Condensation mould - tenant or landlord responsibility?
Date online: 17/12/2013
One of the most common issues that can arise for both tenants and landlords is the problem of condensation, which then turns to foul looking black mould , a problem which we have came across a lot during our time as letting agents in Rochdale.
However, the biggest hurdle seems to come with defining exactly who is responsible for getting rid of this eyesore, and whilst many may think there are shades of grey, it is a really simple and straight forward issue that doesn’t take too much head scratching.
As a tenant, it is your responsibility to look after your home. Whilst it may not be your own property that you own, it is still up to you to keep it in a good state of repair and as a rule of thumb, maintain it to at least the standard that it was at when you moved in.
Ways in which you are expected to look after the home include:
- Keeping to a good standard of cleaning; this doesn’t mean you have to keep it spotless 24/7, but creating a reasonable benchmark and sticking to it ensures that the property won’t fall into disrepair.
- Not being reckless- look after the property as if it was your own and ensure that any guests do the same.

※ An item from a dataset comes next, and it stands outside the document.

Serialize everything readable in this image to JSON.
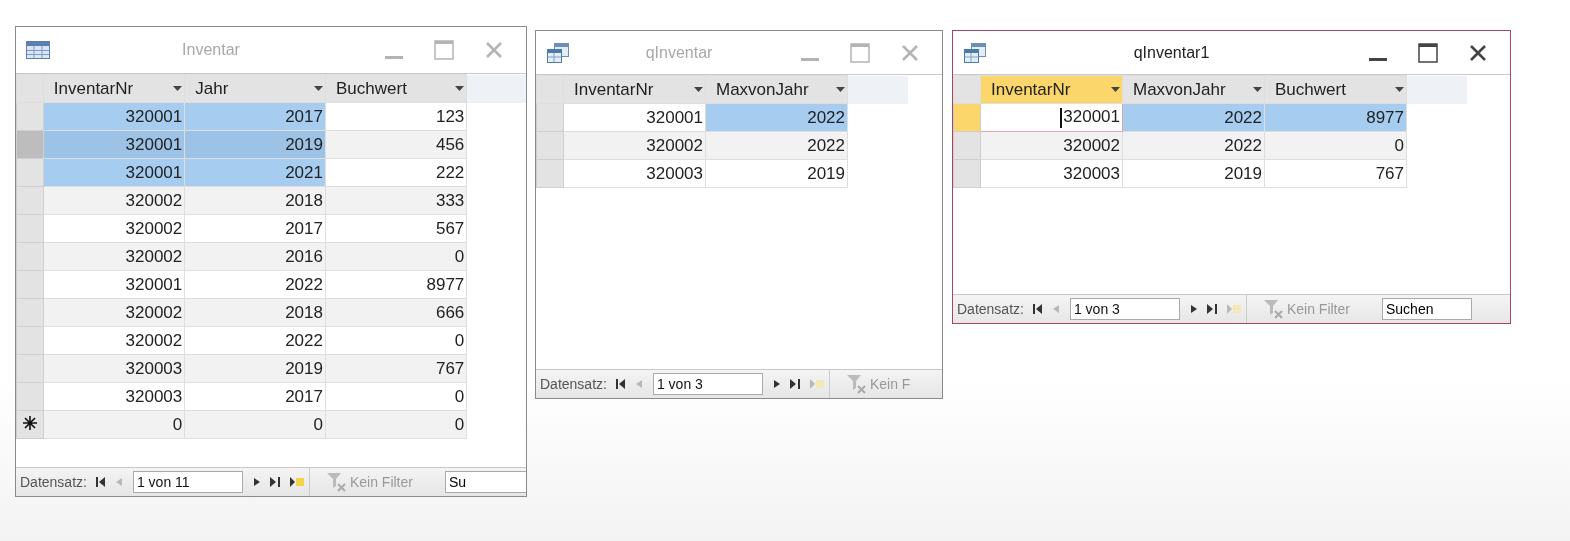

Even if it isn’t you who causes the damage, you will still be responsible.
- Correct use of the heating system; don’t block flues or ventilation.
A landlord is expected to repair any problems that arise in the following areas:
- Structure of the exterior of the building
- Problems that arise with sanitary areas, i.e., the toilet, bath, sink etc.
- Boiler problems; they have a duty of care to ensure that you have hot water and heating
- Gas problems
- Electrical issues
- External doors
Tenants tend to automatically presume that if a mould problem occurs, that the landlord is responsible, which isn’t necessarily correct.
If the mould is occurring due to issues that fall under the landlord’s responsibility list, such as a structural problem that is causing the growth of the mould, then it is up to the landlord to rectify the fault.
However, the majority of mould problems in houses are down to poor ventilation, which ultimately falls at the feet of the people living in the property, i.e., the tenant. This is classed as reasonably maintaining the property.
If the property is correctly insulated with a good heating system that the landlord has fitted, then the tenant will need to take steps in order to reduce the condensation that builds up within the property.
As a tenant, it is imperative that you keep your home well ventilated, as condensation comes from a lot of places, some of which include:
- Drying clothes on radiators
- Sleeping (through breathing)
- Not using the heating properly
- Showers and baths
Condensation occurs when the moisture in the air is no longer vapour and returns back to a liquid. It will then sit on walls, surfaces, windows and just about anything else it comes into contact with.
Surfaces that are prone to absorb the liquid are more likely to become associated with mould and it can grow fast, causing problems for asthmatics and those with respiratory problems; in short, it’s not good and needs removing.
Measures that can be taken to ensure that mould doesn’t become a problem for tenants are:
- Sleeping with the window open. Many double glazed windows have a trickle lock, which will help the water vapour to escape and not stay in the property.
- Using ventilation fans that are in the bathroom are a great way of getting the moisture out of the room fast, avoiding mould build up.
- Open windows when cooking- steam from boiling pans can cause condensation so opening the windows ensures that the steam escapes. An extractor fan if available is an ideal way of getting rid of vapour.
- Dry clothes outside or in a tumble dryer when you can. When using a tumble dryer keep a window open in a room that the machine is in and ensure that any ventilation tubes have a clear route out of the room. If drying clothes on radiators is a necessity, keep windows open as much as possible as this is one of the easiest ways to create condensation.
- Don’t put furniture up against walls- allow for the air in the room to circulate.
- Don’t block up chimneys.
- Ensure ventilation bricks are not blocked.
If you believe that the problem lies at the feet of the landlord, approaching them with the problem and having it checked out is the way to resolve the problem.
The local council can also come and look at the problem impartially, giving the landlord a list of jobs that are their responsibility if necessary; however, usually just speaking to your landlord is enough to remedy any mould problems that you believe aren’t down to you.